The last stages were to add the piping to each cushion using the Peg Baker one-step method. The Juki zipper foot worked a treat for this part and I was able to position the needle all the way to the left.
Then finally, to stitch the cushion tops to the backing panels. This was a bit tricky as I needed to be sure that the piping stitching was completely covered by the backing fabric. I just kept checking and stitching over until it looked right.
The great thing about batch sewing is that you get the chance to improve with every cushion.
Five cushions finished
This Juki NX7 machine was such a pleasure to work with. It handled all the layers beautifully. There were no problems using all different sorts of specialty threads, even metallics! And it was so fun to use the alphabet stitches to write messages on the ever-so-versatile cork fabric.

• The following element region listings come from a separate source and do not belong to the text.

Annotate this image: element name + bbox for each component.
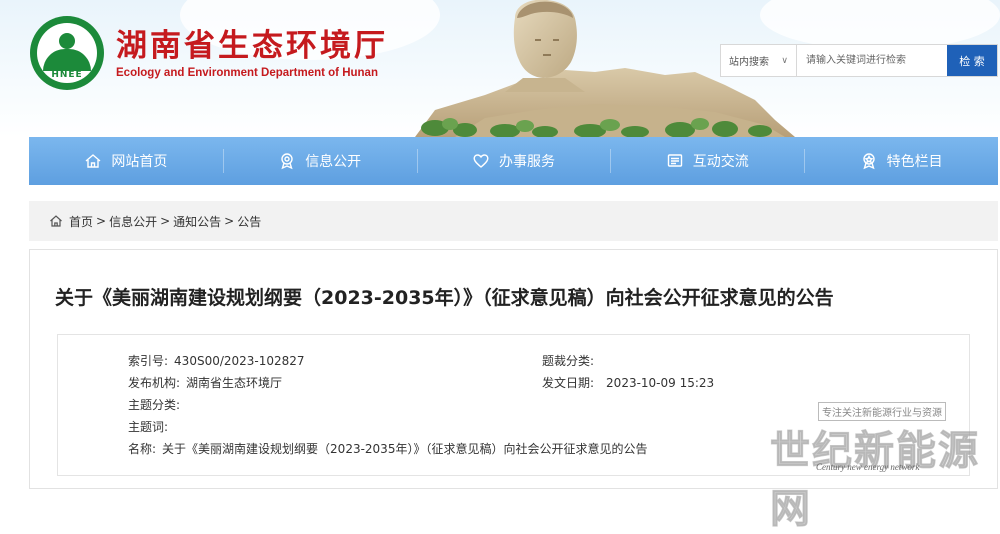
nav-item-label: 办事服务 xyxy=(498,154,555,170)
search-scope-select[interactable]: 站内搜索 ∨ xyxy=(721,45,797,76)
breadcrumb-separator: > xyxy=(224,214,235,228)
watermark-english: Century new energy network xyxy=(816,462,920,472)
nav-item-label: 特色栏目 xyxy=(886,154,943,170)
meta-value: 430S00/2023-102827 xyxy=(174,354,305,368)
meta-label: 发文日期: xyxy=(542,376,595,390)
meta-label: 名称: xyxy=(128,442,157,456)
home-icon xyxy=(50,215,62,227)
meta-index: 索引号: 430S00/2023-102827 xyxy=(128,352,305,369)
site-title[interactable]: 湖南省生态环境厅 xyxy=(116,20,388,65)
meta-keywords: 主题词: xyxy=(128,418,168,435)
chat-icon xyxy=(666,152,684,170)
header-cloud xyxy=(760,0,1000,50)
nav-item-label: 网站首页 xyxy=(111,154,168,170)
meta-category: 题裁分类: xyxy=(542,352,600,369)
meta-name: 名称: 关于《美丽湖南建设规划纲要（2023-2035年）》（征求意见稿）向社会公… xyxy=(128,440,647,457)
meta-topic: 主题分类: xyxy=(128,396,180,413)
home-icon xyxy=(84,152,102,170)
meta-label: 主题分类: xyxy=(128,398,181,412)
breadcrumb-separator: > xyxy=(160,214,171,228)
nav-item-features[interactable]: 特色栏目 xyxy=(804,137,998,185)
logo-sun-icon xyxy=(59,33,75,49)
logo-text: HNEE xyxy=(51,70,83,80)
breadcrumb-separator: > xyxy=(96,214,107,228)
watermark-logo: 世纪新能源网 xyxy=(770,428,980,533)
article-title: 关于《美丽湖南建设规划纲要（2023-2035年）》（征求意见稿）向社会公开征求… xyxy=(55,287,834,309)
search-input[interactable] xyxy=(797,45,947,76)
site-subtitle: Ecology and Environment Department of Hu… xyxy=(116,67,378,79)
meta-value: 2023-10-09 15:23 xyxy=(606,376,715,390)
nav-item-label: 信息公开 xyxy=(305,154,362,170)
breadcrumb: 首页 > 信息公开 > 通知公告 > 公告 xyxy=(29,201,998,241)
nav-item-interaction[interactable]: 互动交流 xyxy=(610,137,804,185)
breadcrumb-announcement[interactable]: 公告 xyxy=(237,213,261,230)
search-bar: 站内搜索 ∨ 检 索 xyxy=(720,44,998,77)
nav-item-home[interactable]: 网站首页 xyxy=(29,137,223,185)
meta-value: 湖南省生态环境厅 xyxy=(186,376,283,390)
logo-mountain-icon xyxy=(43,49,91,71)
badge-icon xyxy=(860,152,878,170)
nav-item-info[interactable]: 信息公开 xyxy=(222,137,417,185)
site-logo[interactable]: HNEE xyxy=(30,16,104,90)
chevron-down-icon: ∨ xyxy=(781,55,788,66)
meta-publisher: 发布机构: 湖南省生态环境厅 xyxy=(128,374,282,391)
main-nav: 网站首页 信息公开 办事服务 互动交流 特色栏目 xyxy=(29,137,998,185)
search-scope-label: 站内搜索 xyxy=(729,57,769,68)
heart-icon xyxy=(472,152,490,170)
breadcrumb-notices[interactable]: 通知公告 xyxy=(173,213,221,230)
meta-label: 索引号: xyxy=(128,354,169,368)
meta-label: 题裁分类: xyxy=(542,354,595,368)
medal-icon xyxy=(278,152,296,170)
meta-value: 关于《美丽湖南建设规划纲要（2023-2035年）》（征求意见稿）向社会公开征求… xyxy=(162,442,648,456)
meta-label: 主题词: xyxy=(128,420,169,434)
breadcrumb-info[interactable]: 信息公开 xyxy=(109,213,157,230)
breadcrumb-home[interactable]: 首页 xyxy=(69,213,93,230)
meta-date: 发文日期: 2023-10-09 15:23 xyxy=(542,374,714,391)
site-header: HNEE 湖南省生态环境厅 Ecology and Environment De… xyxy=(0,0,1000,137)
nav-item-label: 互动交流 xyxy=(692,154,749,170)
nav-item-services[interactable]: 办事服务 xyxy=(416,137,611,185)
search-button[interactable]: 检 索 xyxy=(947,45,997,76)
meta-label: 发布机构: xyxy=(128,376,181,390)
logo-emblem: HNEE xyxy=(37,23,97,83)
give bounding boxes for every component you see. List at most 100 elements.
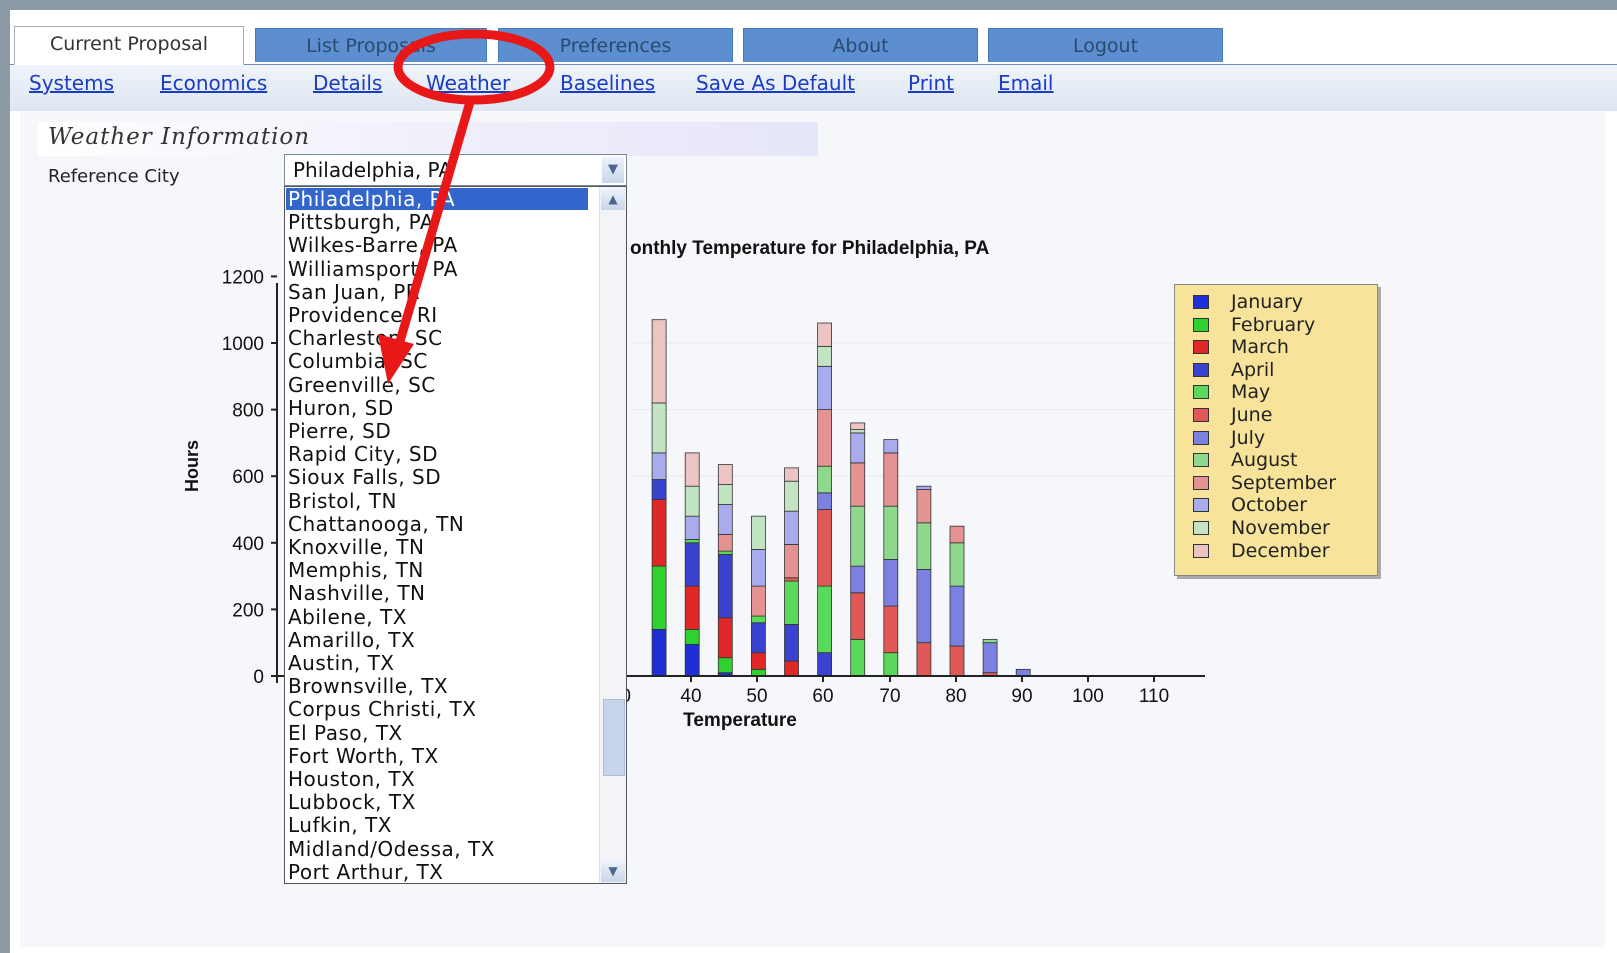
legend-swatch [1193, 453, 1209, 468]
bar-segment-march [684, 585, 700, 630]
bar-segment-january [651, 628, 667, 677]
bar-segment-march [784, 660, 799, 677]
x-tick-label: 60 [812, 686, 833, 707]
chevron-down-icon[interactable]: ▼ [602, 157, 624, 183]
bar-segment-november [751, 515, 766, 550]
dropdown-option[interactable]: Lubbock, TX [288, 791, 416, 813]
x-axis-label: Temperature [683, 710, 797, 731]
bar-segment-may [784, 580, 799, 625]
chart-bars [651, 319, 1031, 677]
x-tick-label: 40 [680, 686, 701, 707]
bar-segment-december [850, 422, 866, 430]
bar-segment-july [817, 492, 832, 510]
dropdown-option[interactable]: Providence, RI [288, 304, 438, 326]
legend-label: August [1231, 449, 1298, 472]
bar-segment-october [916, 485, 932, 490]
bar-segment-january [684, 643, 700, 677]
dropdown-option[interactable]: Knoxville, TN [288, 536, 424, 558]
dropdown-option[interactable]: Fort Worth, TX [288, 745, 439, 767]
reference-city-dropdown[interactable]: Port Arthur, TX Midland/Odessa, TX Lufkin,… [284, 186, 627, 884]
dropdown-option[interactable]: Pittsburgh, PA [288, 211, 434, 233]
dropdown-option[interactable]: Philadelphia, PA [286, 188, 588, 210]
bar-segment-april [751, 622, 766, 654]
legend-label: January [1231, 291, 1304, 313]
dropdown-option[interactable]: Midland/Odessa, TX [288, 838, 495, 860]
dropdown-option[interactable]: Houston, TX [288, 768, 415, 790]
dropdown-option[interactable]: Austin, TX [288, 652, 394, 674]
dropdown-option[interactable]: Amarillo, TX [288, 629, 415, 651]
y-tick-label: 1000 [222, 334, 264, 355]
dropdown-scrollbar[interactable]: ▲ ▼ [599, 187, 626, 883]
dropdown-option[interactable]: Pierre, SD [288, 420, 391, 442]
y-tick-label: 400 [232, 534, 264, 555]
dropdown-option[interactable]: El Paso, TX [288, 722, 403, 744]
dropdown-option[interactable]: Chattanooga, TN [288, 513, 464, 535]
dropdown-option[interactable]: Rapid City, SD [288, 443, 438, 465]
bar-segment-november [684, 485, 700, 517]
bar-segment-august [949, 542, 965, 587]
legend-label: September [1231, 471, 1337, 494]
dropdown-option[interactable]: Brownsville, TX [288, 675, 448, 697]
scroll-thumb[interactable] [603, 699, 625, 776]
bar-segment-june [784, 577, 799, 582]
bar-segment-february [651, 565, 667, 630]
x-tick-label: 90 [1011, 686, 1032, 707]
dropdown-option[interactable]: Lufkin, TX [288, 814, 392, 836]
bar-segment-september [883, 452, 899, 507]
dropdown-option[interactable]: Wilkes-Barre, PA [288, 234, 458, 256]
bar-segment-march [751, 652, 766, 670]
y-tick-label: 0 [253, 667, 264, 688]
bar-segment-march [717, 617, 733, 659]
bar-segment-august [817, 465, 832, 494]
bar-segment-april [684, 542, 700, 587]
bar-segment-august [982, 638, 998, 644]
dropdown-option[interactable]: Williamsport, PA [288, 258, 458, 280]
bar-segment-october [883, 439, 899, 454]
dropdown-option[interactable]: Memphis, TN [288, 559, 424, 581]
bar-segment-may [717, 550, 733, 555]
bar-segment-august [850, 505, 866, 567]
dropdown-option[interactable]: Charleston, SC [288, 327, 443, 349]
bar-segment-october [717, 504, 733, 535]
legend-swatch [1193, 408, 1209, 422]
dropdown-option[interactable]: Bristol, TN [288, 490, 397, 512]
bar-segment-june [817, 509, 832, 587]
bar-segment-april [784, 623, 799, 662]
dropdown-option[interactable]: Port Arthur, TX [288, 861, 443, 883]
legend-label: December [1231, 539, 1330, 562]
legend-swatch [1193, 521, 1209, 535]
bar-segment-november [717, 484, 733, 505]
bar-segment-june [916, 642, 932, 677]
x-axis-ticks: 0405060708090100110 [620, 676, 1169, 707]
bar-segment-october [684, 515, 700, 540]
reference-city-select[interactable]: Philadelphia, PA ▼ [284, 154, 627, 186]
bar-segment-september [751, 585, 766, 617]
scroll-down-icon[interactable]: ▼ [601, 860, 625, 882]
dropdown-option[interactable]: Nashville, TN [288, 582, 426, 604]
bar-segment-may [751, 615, 766, 624]
bar-segment-november [651, 402, 667, 454]
dropdown-option[interactable]: Sioux Falls, SD [288, 466, 441, 488]
dropdown-option[interactable]: San Juan, PR [288, 281, 420, 303]
bar-segment-october [850, 432, 866, 464]
chart-legend: January February March April May June July Augu… [1174, 284, 1378, 576]
bar-segment-february [684, 628, 700, 645]
dropdown-option[interactable]: Huron, SD [288, 397, 394, 419]
bar-segment-december [784, 467, 799, 482]
dropdown-option[interactable]: Columbia, SC [288, 350, 428, 372]
bar-segment-december [817, 322, 832, 347]
dropdown-option[interactable]: Corpus Christi, TX [288, 698, 476, 720]
dropdown-option[interactable]: Abilene, TX [288, 606, 407, 628]
y-tick-label: 600 [232, 467, 264, 488]
chart-title: onthly Temperature for Philadelphia, PA [630, 238, 990, 259]
legend-swatch [1193, 317, 1209, 332]
bar-segment-july [883, 559, 899, 607]
bar-segment-september [916, 489, 932, 524]
bar-segment-february [717, 657, 733, 674]
bar-segment-september [850, 462, 866, 507]
bar-segment-june [850, 592, 866, 640]
x-tick-label: 50 [746, 686, 767, 707]
scroll-up-icon[interactable]: ▲ [601, 188, 625, 210]
bar-segment-august [883, 505, 899, 560]
dropdown-option[interactable]: Greenville, SC [288, 374, 436, 396]
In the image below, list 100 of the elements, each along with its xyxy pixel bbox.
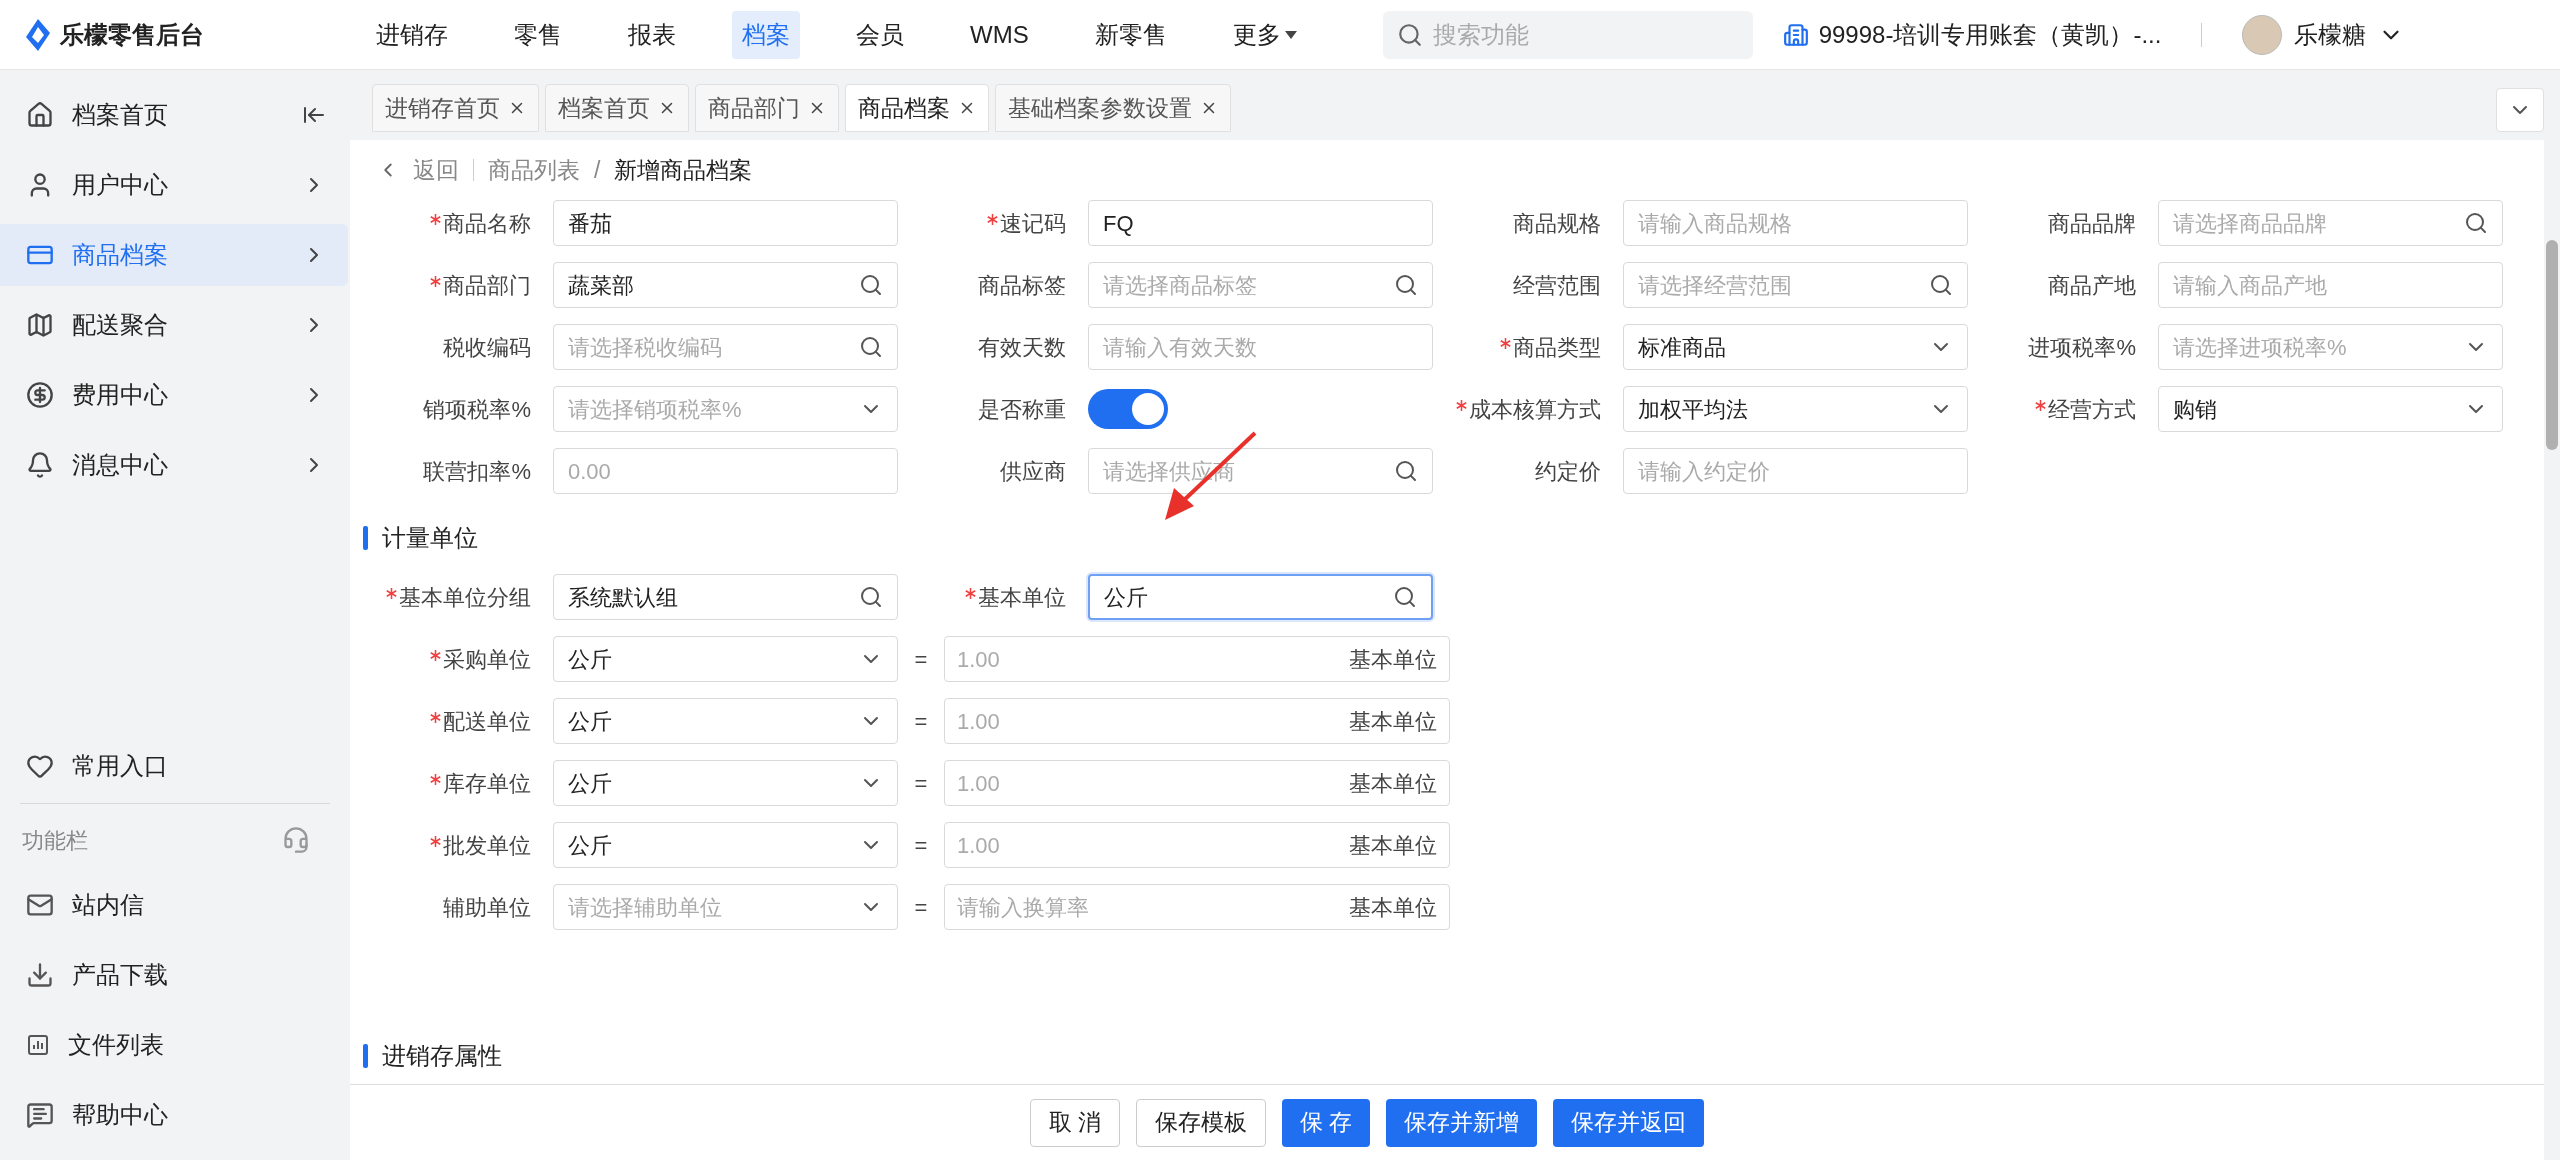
toggle-switch[interactable] xyxy=(1088,389,1168,429)
field-label: 经营方式 xyxy=(2048,395,2136,424)
field-label: 商品名称 xyxy=(443,209,531,238)
section-label: 功能栏 xyxy=(22,826,88,855)
input-field[interactable]: 1.00 基本单位 xyxy=(944,636,1450,682)
input-field[interactable]: 请输入换算率 基本单位 xyxy=(944,884,1450,930)
field-label: 是否称重 xyxy=(978,395,1066,424)
breadcrumb-separator: / xyxy=(594,155,601,185)
nav-item[interactable]: 会员 xyxy=(846,10,914,59)
app-logo-text: 乐檬零售后台 xyxy=(60,19,204,50)
section-title: 计量单位 xyxy=(382,523,478,553)
select-field[interactable]: 公斤 xyxy=(553,760,898,806)
footer-button[interactable]: 取 消 xyxy=(1029,1098,1120,1147)
field-label: 基本单位 xyxy=(978,583,1066,612)
input-field[interactable]: 蔬菜部 xyxy=(553,262,898,308)
select-field[interactable]: 公斤 xyxy=(553,636,898,682)
footer-button[interactable]: 保存并新增 xyxy=(1386,1098,1538,1147)
unit-suffix: 基本单位 xyxy=(1349,645,1437,674)
sidebar-item[interactable]: 用户中心 xyxy=(0,154,348,216)
account-name[interactable]: 99998-培训专用账套（黄凯）-... xyxy=(1818,16,2162,53)
equals-sign: = xyxy=(913,831,929,860)
chat-icon xyxy=(26,1101,54,1129)
nav-item[interactable]: 新零售 xyxy=(1084,10,1177,59)
input-field[interactable]: 番茄 xyxy=(553,200,898,246)
nav-item[interactable]: 档案 xyxy=(732,10,800,59)
input-field[interactable]: 1.00 基本单位 xyxy=(944,822,1450,868)
section-marker xyxy=(363,526,368,550)
field-label: 商品部门 xyxy=(443,271,531,300)
select-field[interactable]: 购销 xyxy=(2158,386,2503,432)
bell-icon xyxy=(26,451,54,479)
nav-item[interactable]: 零售 xyxy=(504,10,572,59)
footer-button[interactable]: 保 存 xyxy=(1282,1098,1371,1147)
field-label: 辅助单位 xyxy=(443,893,531,922)
tab[interactable]: 商品部门 xyxy=(695,84,839,132)
sidebar-item[interactable]: 常用入口 xyxy=(0,735,350,797)
select-field[interactable]: 加权平均法 xyxy=(1623,386,1968,432)
footer-button[interactable]: 保存模板 xyxy=(1136,1098,1266,1147)
user-name[interactable]: 乐檬糖 xyxy=(2294,16,2367,53)
field-label: 有效天数 xyxy=(978,333,1066,362)
sidebar-item[interactable]: 费用中心 xyxy=(0,364,348,426)
chart-icon xyxy=(26,1033,50,1057)
nav-item[interactable]: WMS xyxy=(960,10,1039,59)
input-field[interactable]: FQ xyxy=(1088,200,1433,246)
equals-sign: = xyxy=(913,769,929,798)
download-icon xyxy=(26,961,54,989)
logo-icon xyxy=(24,18,52,51)
sidebar-item[interactable]: 档案首页 xyxy=(0,84,348,146)
field-label: 进项税率% xyxy=(2028,333,2136,362)
input-field[interactable]: 系统默认组 xyxy=(553,574,898,620)
sidebar-item[interactable]: 消息中心 xyxy=(0,434,348,496)
section-marker xyxy=(363,1044,368,1068)
field-label: 商品类型 xyxy=(1513,333,1601,362)
back-link[interactable]: 返回 xyxy=(413,152,459,188)
field-label: 供应商 xyxy=(1000,457,1066,486)
headset-icon[interactable] xyxy=(282,826,310,854)
unit-suffix: 基本单位 xyxy=(1349,769,1437,798)
building-icon xyxy=(1782,21,1809,48)
nav-item[interactable]: 报表 xyxy=(618,10,686,59)
tab[interactable]: 基础档案参数设置 xyxy=(995,84,1231,132)
field-label: 基本单位分组 xyxy=(399,583,531,612)
unit-suffix: 基本单位 xyxy=(1349,893,1437,922)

Here they are, five cushion covers. They’re all different but they hang together nicely. I’m ever so tempted to keep them. But they’ll look lovely against the black sofa in the snug in Pete’s student flat. After working on this project, I’m convinced that creating cushion covers is a fun and easy way to spice up student spaces.
Martha’s married and lives in the UK. She has 6 grown up children and one adorable granddaughter. When not making cushion covers, she uses Juki machines to teach free-motion quilting techniques. Martha works with Juki Europe to expand and nurture the creative sewing community that is Juki Club.